[LLVMdev] ASM output with JIT / codegen barriers
chandlerc at google.com
Mon Jan 4 01:17:02 PST 2010
On Mon, Jan 4, 2010 at 12:20 AM, Owen Anderson <resistor at mac.com> wrote:
> On Jan 3, 2010, at 10:10 PM, James Y Knight wrote:
>> In working on an LLVM backend for SBCL (a lisp compiler), there are
>> certain sequences of code that must be atomic with regards to async
>> signals. So, for example, on x86, a single SUB on a memory location
>> should be used, not a load/sub/store sequence. LLVM's IR doesn't
>> currently have any way to express this kind of constraint (...and
>> really, that's essentially impossible since different architectures
>> have different possibilities, so I'm not asking for this...).
> Why do you want to do this? As far as I'm aware, there's no guarantee that a memory-memory SUB will be observed atomically across all processors. Remember that most processors are going to be breaking X86 instructions up into micro-ops, which might get reordered/interleaved in any number of different ways.
I'm assuming 'memory-memory' there is a typo, and we're just talking
about, a 'sub' instruction with a memory destination. In that case,
I'll go further: the Intel IA-32 manual explicitly tells you that x86
processors are allowed to do the read and write halves of that single
instruction interleaved with other writes to that memory location from
other processors (See section 18.104.22.168 of ). =[ I can tell you from
bitter experience debugging code that assumed this, it does in fact
happen. I have watched reference counters miss both increments and
decrements from it on both Intel and AMD systems.
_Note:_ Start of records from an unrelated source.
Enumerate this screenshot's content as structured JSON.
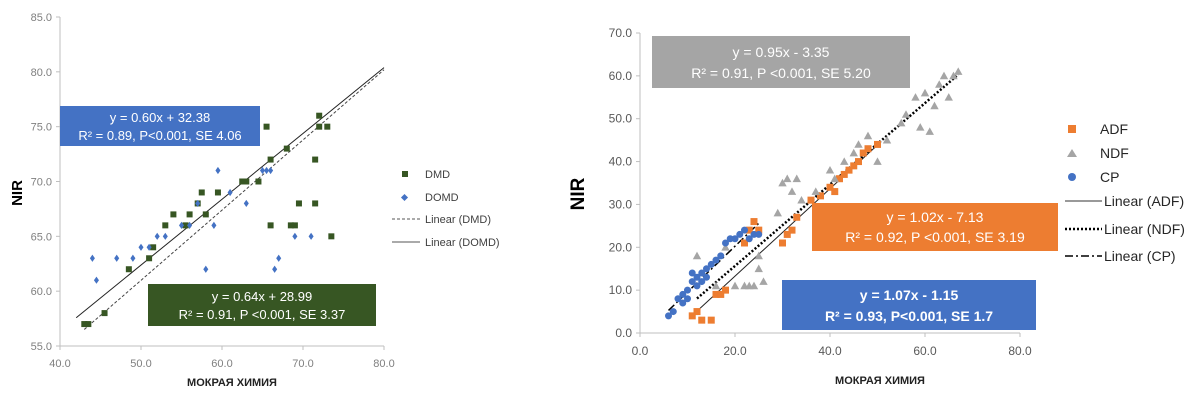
{
  "chart_data": [
    {
      "type": "scatter",
      "title": "",
      "xlabel": "МОКРАЯ ХИМИЯ",
      "ylabel": "NIR",
      "xlim": [
        40,
        80
      ],
      "ylim": [
        55,
        85
      ],
      "x_ticks": [
        "40.0",
        "50.0",
        "60.0",
        "70.0",
        "80.0"
      ],
      "y_ticks": [
        "55.0",
        "60.0",
        "65.0",
        "70.0",
        "75.0",
        "80.0",
        "85.0"
      ],
      "grid": false,
      "legend_position": "right",
      "legend": [
        "DMD",
        "DOMD",
        "Linear (DMD)",
        "Linear (DOMD)"
      ],
      "series": [
        {
          "name": "DMD",
          "marker": "square",
          "color": "#375623",
          "points": [
            [
              43,
              57
            ],
            [
              43.5,
              57
            ],
            [
              45.5,
              58
            ],
            [
              48.5,
              62
            ],
            [
              51,
              63
            ],
            [
              51.5,
              64
            ],
            [
              53,
              66
            ],
            [
              54,
              67
            ],
            [
              55.5,
              66
            ],
            [
              56,
              67
            ],
            [
              57,
              68
            ],
            [
              57.5,
              69
            ],
            [
              58,
              67
            ],
            [
              59.5,
              69
            ],
            [
              62.5,
              70
            ],
            [
              63,
              70
            ],
            [
              64.5,
              70
            ],
            [
              65.5,
              75
            ],
            [
              66,
              72
            ],
            [
              66,
              66
            ],
            [
              68,
              73
            ],
            [
              68.5,
              66
            ],
            [
              69,
              66
            ],
            [
              69.5,
              68
            ],
            [
              71.5,
              68
            ],
            [
              71.5,
              72
            ],
            [
              72,
              76
            ],
            [
              72,
              75
            ],
            [
              73,
              75
            ],
            [
              73.5,
              65
            ]
          ]
        },
        {
          "name": "DOMD",
          "marker": "diamond",
          "color": "#4472c4",
          "points": [
            [
              44,
              63
            ],
            [
              44.5,
              61
            ],
            [
              47,
              63
            ],
            [
              49,
              63
            ],
            [
              50,
              64
            ],
            [
              51,
              64
            ],
            [
              52,
              65
            ],
            [
              53,
              65
            ],
            [
              55,
              66
            ],
            [
              56,
              66
            ],
            [
              57,
              68
            ],
            [
              58,
              62
            ],
            [
              59,
              66
            ],
            [
              59.5,
              71
            ],
            [
              61,
              69
            ],
            [
              63,
              68
            ],
            [
              65,
              71
            ],
            [
              65.5,
              71
            ],
            [
              66,
              71
            ],
            [
              66.5,
              62
            ],
            [
              67,
              63
            ],
            [
              69,
              65
            ],
            [
              71,
              65
            ]
          ]
        }
      ],
      "trendlines": [
        {
          "name": "Linear (DMD)",
          "style": "dashed",
          "slope": 0.64,
          "intercept": 28.99,
          "x_range": [
            43,
            80
          ]
        },
        {
          "name": "Linear (DOMD)",
          "style": "solid",
          "slope": 0.6,
          "intercept": 32.38,
          "x_range": [
            42,
            80
          ]
        }
      ],
      "annotations": [
        {
          "color": "#4472c4",
          "line1": "y = 0.60x + 32.38",
          "line2": "R² = 0.89, P<0.001, SE 4.06"
        },
        {
          "color": "#375623",
          "line1": "y = 0.64x + 28.99",
          "line2": "R² = 0.91, P <0.001, SE 3.37"
        }
      ]
    },
    {
      "type": "scatter",
      "title": "",
      "xlabel": "МОКРАЯ ХИМИЯ",
      "ylabel": "NIR",
      "xlim": [
        0,
        80
      ],
      "ylim": [
        0,
        70
      ],
      "x_ticks": [
        "0.0",
        "20.0",
        "40.0",
        "60.0",
        "80.0"
      ],
      "y_ticks": [
        "0.0",
        "10.0",
        "20.0",
        "30.0",
        "40.0",
        "50.0",
        "60.0",
        "70.0"
      ],
      "grid": false,
      "legend_position": "right",
      "legend": [
        "ADF",
        "NDF",
        "CP",
        "Linear (ADF)",
        "Linear (NDF)",
        "Linear (CP)"
      ],
      "series": [
        {
          "name": "ADF",
          "marker": "square",
          "color": "#ed7d31",
          "points": [
            [
              11,
              4
            ],
            [
              12,
              5
            ],
            [
              13,
              3
            ],
            [
              15,
              3
            ],
            [
              16,
              9
            ],
            [
              17,
              9
            ],
            [
              18,
              10
            ],
            [
              22,
              21
            ],
            [
              23,
              24
            ],
            [
              24,
              26
            ],
            [
              25,
              24
            ],
            [
              30,
              21
            ],
            [
              31,
              23
            ],
            [
              32,
              24
            ],
            [
              33,
              27
            ],
            [
              36,
              31
            ],
            [
              38,
              32
            ],
            [
              40,
              34
            ],
            [
              41,
              33
            ],
            [
              42,
              36
            ],
            [
              43,
              37
            ],
            [
              44,
              38
            ],
            [
              45,
              39
            ],
            [
              46,
              40
            ],
            [
              47,
              42
            ],
            [
              48,
              43
            ],
            [
              50,
              44
            ]
          ]
        },
        {
          "name": "NDF",
          "marker": "triangle",
          "color": "#a5a5a5",
          "points": [
            [
              12,
              18
            ],
            [
              16,
              11
            ],
            [
              18,
              20
            ],
            [
              20,
              11
            ],
            [
              22,
              11
            ],
            [
              23,
              11
            ],
            [
              24,
              11
            ],
            [
              25,
              15
            ],
            [
              25,
              18
            ],
            [
              26,
              12
            ],
            [
              29,
              28
            ],
            [
              30,
              35
            ],
            [
              31,
              36
            ],
            [
              32,
              33
            ],
            [
              33,
              36
            ],
            [
              34,
              31
            ],
            [
              37,
              33
            ],
            [
              40,
              38
            ],
            [
              41,
              36
            ],
            [
              43,
              40
            ],
            [
              45,
              42
            ],
            [
              46,
              44
            ],
            [
              48,
              46
            ],
            [
              50,
              40
            ],
            [
              52,
              45
            ],
            [
              55,
              49
            ],
            [
              56,
              51
            ],
            [
              58,
              55
            ],
            [
              59,
              48
            ],
            [
              60,
              56
            ],
            [
              61,
              47
            ],
            [
              62,
              53
            ],
            [
              63,
              58
            ],
            [
              64,
              60
            ],
            [
              65,
              55
            ],
            [
              66,
              60
            ],
            [
              67,
              61
            ]
          ]
        },
        {
          "name": "CP",
          "marker": "circle",
          "color": "#4472c4",
          "points": [
            [
              6,
              4
            ],
            [
              7,
              5
            ],
            [
              8,
              8
            ],
            [
              9,
              9
            ],
            [
              10,
              10
            ],
            [
              11,
              12
            ],
            [
              12,
              13
            ],
            [
              13,
              14
            ],
            [
              14,
              15
            ],
            [
              15,
              16
            ],
            [
              11,
              14
            ],
            [
              13,
              12
            ],
            [
              12,
              11
            ],
            [
              14,
              13
            ],
            [
              16,
              17
            ],
            [
              17,
              18
            ],
            [
              18,
              21
            ],
            [
              19,
              22
            ],
            [
              20,
              22
            ],
            [
              21,
              23
            ],
            [
              22,
              24
            ],
            [
              23,
              22
            ],
            [
              24,
              23
            ],
            [
              25,
              23
            ],
            [
              10,
              8
            ],
            [
              9,
              7
            ]
          ]
        }
      ],
      "trendlines": [
        {
          "name": "Linear (ADF)",
          "style": "solid",
          "slope": 1.02,
          "intercept": -7.13,
          "x_range": [
            11,
            50
          ]
        },
        {
          "name": "Linear (NDF)",
          "style": "dotted",
          "slope": 0.95,
          "intercept": -3.35,
          "x_range": [
            12,
            67
          ]
        },
        {
          "name": "Linear (CP)",
          "style": "dashdot",
          "slope": 1.07,
          "intercept": -1.15,
          "x_range": [
            6,
            25
          ]
        }
      ],
      "annotations": [
        {
          "color": "#a5a5a5",
          "line1": "y = 0.95x - 3.35",
          "line2": "R² = 0.91, P <0.001, SE 5.20"
        },
        {
          "color": "#ed7d31",
          "line1": "y = 1.02x - 7.13",
          "line2": "R² = 0.92, P <0.001, SE 3.19"
        },
        {
          "color": "#4472c4",
          "line1": "y = 1.07x - 1.15",
          "line2": "R² = 0.93, P<0.001, SE 1.7"
        }
      ]
    }
  ]
}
>> All I really would like is to be able to specify the exact instruction
>> sequence to emit there. I'd hoped that inline asm would be the way to
>> do so, but LLVM doesn't appear to support asm output when using the
>> JIT compiler. Is there any hope for inline asm being supported with
>> the JIT anytime soon? Or is there an alternative suggested way of
>> doing this? I'm using llvm.atomic.load.sub.i64.p0i64 for the moment,
>> but that's both more expensive than I need as it has an unnecessary
>> LOCK prefix, and is also theoretically incorrect.
As I've mentioned above, I assure you the LOCK prefix matters. The
strange thing is that you think this is inefficient. Modern processors
don't lock the bus given this prefix to a 'sub' instruction; they just
lock the cache and use the coherency model to resolve the issue. This
is much cheaper than, say, an 'xchg' instruction on an x86 processor.
What is the performance problem you are actually trying to solve here?
> What they don't guarantee per the LangRef is sequential consistency. If you care about that, you need to use explicit fencing.
Side note: I regret greatly that I didn't know enough of the
sequential consistency concerns here to address them more fully when I
was working on this. =/ Even explicit fencing has subtle problems with
it as currently specified. Is this causing problems for people (other
than jyasskin who clued me in on the whole matter)?